Learning from the pastThe sky is beclouded as I write this piece. In a moment a loud noise will ripple through the surrounding and webs of light will spread out into the sky.
The sky is beclouded as I write this piece. In a moment a loud noise will ripple through the surrounding and webs of light will spread out into the sky. As the first drops begin to pour, people on the road will scuttle for shelter. Those that live nearby will try to make their way home. Those that live far away will wait for the downpour to subside.
We are lucky. At least we have a place to call home. There are still those for whom shelter from the rains means a flimsy stretch of tarp or a rusted piece of tin. It has been the same for the last two years. It will be the same for a long time still.
The quake came and went, but we did not learn our lesson.
It was a month of little rain and much sunshine. There were no omens to warn us, no premonitions to foretell the disaster. Lord Matsyendranath’s chariot was yet to totter lugubriously through narrow alleyways on its wooden wheels, as it had for centuries, allowing onlookers to divine the country’s future. Dolakha Bhimsen did not sweat through stone. It was then that on a balmy Saturday afternoon, when most of us were enjoying our postprandial nap that the maw of death opened under our feet.
The earth shook violently. Birds flew, dogs barked, people cried. Thousands died under falling roofs like insects squashed by stomping giants. As memories come, this was the most devastating one in recent history. A blunt force trauma that should have left the survivors reeling with pain for life.
Yet just two years down the line, it has receded into the fuzzy corners of our mind. At best it resembles a dantekatha about god’s wrath and man’s struggle in the old days; at worse it seems like a dream that one struggles to remember upon waking up.

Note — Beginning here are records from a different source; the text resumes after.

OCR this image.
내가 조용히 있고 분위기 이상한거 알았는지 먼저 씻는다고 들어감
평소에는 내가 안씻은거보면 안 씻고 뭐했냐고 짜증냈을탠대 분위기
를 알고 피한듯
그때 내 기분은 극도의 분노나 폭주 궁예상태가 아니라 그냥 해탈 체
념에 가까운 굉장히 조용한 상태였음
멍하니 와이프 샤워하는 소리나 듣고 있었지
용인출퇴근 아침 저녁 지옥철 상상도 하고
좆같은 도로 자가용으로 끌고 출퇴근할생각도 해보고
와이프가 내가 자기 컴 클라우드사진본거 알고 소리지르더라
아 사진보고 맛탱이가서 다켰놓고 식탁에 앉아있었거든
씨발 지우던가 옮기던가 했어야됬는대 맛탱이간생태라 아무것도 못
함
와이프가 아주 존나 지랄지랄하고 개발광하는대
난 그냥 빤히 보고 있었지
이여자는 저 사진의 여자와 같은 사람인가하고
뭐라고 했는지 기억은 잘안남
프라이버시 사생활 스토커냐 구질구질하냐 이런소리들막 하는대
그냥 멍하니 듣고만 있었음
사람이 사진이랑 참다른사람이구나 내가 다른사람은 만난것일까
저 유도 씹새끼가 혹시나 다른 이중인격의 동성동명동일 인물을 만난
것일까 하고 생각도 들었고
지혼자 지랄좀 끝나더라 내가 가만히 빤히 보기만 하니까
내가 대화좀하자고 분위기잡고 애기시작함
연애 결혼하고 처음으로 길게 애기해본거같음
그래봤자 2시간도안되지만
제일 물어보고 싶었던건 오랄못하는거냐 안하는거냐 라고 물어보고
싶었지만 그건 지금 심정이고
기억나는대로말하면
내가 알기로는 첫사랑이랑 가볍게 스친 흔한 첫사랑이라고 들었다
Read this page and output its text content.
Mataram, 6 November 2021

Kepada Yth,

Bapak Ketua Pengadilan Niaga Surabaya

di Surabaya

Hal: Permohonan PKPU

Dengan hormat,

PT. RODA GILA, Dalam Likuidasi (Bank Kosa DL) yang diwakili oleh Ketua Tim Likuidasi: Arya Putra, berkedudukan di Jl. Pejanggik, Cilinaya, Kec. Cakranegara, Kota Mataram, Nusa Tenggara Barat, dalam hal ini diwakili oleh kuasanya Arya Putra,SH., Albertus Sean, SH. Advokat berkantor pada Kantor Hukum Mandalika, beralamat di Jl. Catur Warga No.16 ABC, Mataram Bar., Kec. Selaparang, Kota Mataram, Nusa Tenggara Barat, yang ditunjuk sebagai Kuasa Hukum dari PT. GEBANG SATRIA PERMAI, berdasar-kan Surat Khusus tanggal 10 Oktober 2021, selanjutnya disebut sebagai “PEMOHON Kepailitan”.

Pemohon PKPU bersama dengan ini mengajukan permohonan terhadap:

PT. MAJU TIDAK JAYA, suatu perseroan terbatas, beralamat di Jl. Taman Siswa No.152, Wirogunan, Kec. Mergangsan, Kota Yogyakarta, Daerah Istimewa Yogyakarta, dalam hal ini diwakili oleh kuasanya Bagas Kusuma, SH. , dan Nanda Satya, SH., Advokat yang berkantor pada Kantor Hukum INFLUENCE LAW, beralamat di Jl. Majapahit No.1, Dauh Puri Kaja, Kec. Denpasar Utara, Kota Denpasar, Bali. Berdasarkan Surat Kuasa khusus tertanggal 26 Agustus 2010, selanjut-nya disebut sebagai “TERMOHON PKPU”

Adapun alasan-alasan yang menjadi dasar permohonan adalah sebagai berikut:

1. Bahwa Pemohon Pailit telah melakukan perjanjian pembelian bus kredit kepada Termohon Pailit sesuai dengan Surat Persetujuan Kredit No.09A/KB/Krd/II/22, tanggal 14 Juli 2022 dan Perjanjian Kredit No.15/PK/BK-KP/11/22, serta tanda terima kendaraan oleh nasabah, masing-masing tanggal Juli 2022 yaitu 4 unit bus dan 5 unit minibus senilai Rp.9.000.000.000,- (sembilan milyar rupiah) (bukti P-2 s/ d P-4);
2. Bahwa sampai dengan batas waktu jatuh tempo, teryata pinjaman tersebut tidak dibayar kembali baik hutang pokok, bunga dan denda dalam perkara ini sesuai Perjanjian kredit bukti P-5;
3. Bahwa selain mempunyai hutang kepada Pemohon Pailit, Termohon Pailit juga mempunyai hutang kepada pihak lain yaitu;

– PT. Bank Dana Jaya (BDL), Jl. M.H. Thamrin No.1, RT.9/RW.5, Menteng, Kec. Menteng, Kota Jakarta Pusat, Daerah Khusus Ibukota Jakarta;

Memories in general are unfaithful companions. They zoom in and out of our lives without notice. They blend and meld into each other, giving us inaccurate pictures of the past. A lot of them disappear without a nudge. Many make their way to the distant shores of our consciousness like driftwood from a sunken ship, waiting to be retrieved one day. For some just a piece of cake dipped in tea is enough to summon them back. For others even an eternity falls short.
But there are some memories that stand above the rest. They weft and warp through our mind and colour our present. They singe our being and alter our lives. The scalding hot plasma of past experience burns through our skin, flesh and bones. The wound might heal, but the scar remains. Time, in this case, becomes a race away from those nightmares, a unit measured in distance not seconds.
The Gorkha earthquake should have been one of those unforgettable moments, an incident writ large in our collective consciousness. Not just for the sake of preserving it forever, but to make sure that the future generation will not have to go through the same ordeal again. For memory can be a hard taskmaster if necessary, forcing us to recount the past to change the future.
Those that learned from the past have transformed themselves. The North Sea flood of 1953 turned the Netherlands into a leading country on water management. Countless quakes have made the Japanese world leaders in structural engineering. Those that do not learn from the past find themselves limited to making monuments, like we are doing now.
We made a monument of Dharahara after it fell. We are in the process of making an earthquake memorial park at its epicenter in Barpak, Gorkha. Maybe, a few more monuments will come up in Sindhupalchowk, Nuwakot, Rasuwa and Dolakha. Apart from being tragic reminders, they won’t change anything. Not unless we try to remember the horror and take steps to avert one. Not unless we try to imagine how it is to be old and poor and living under a leaking tarp during the monsoon.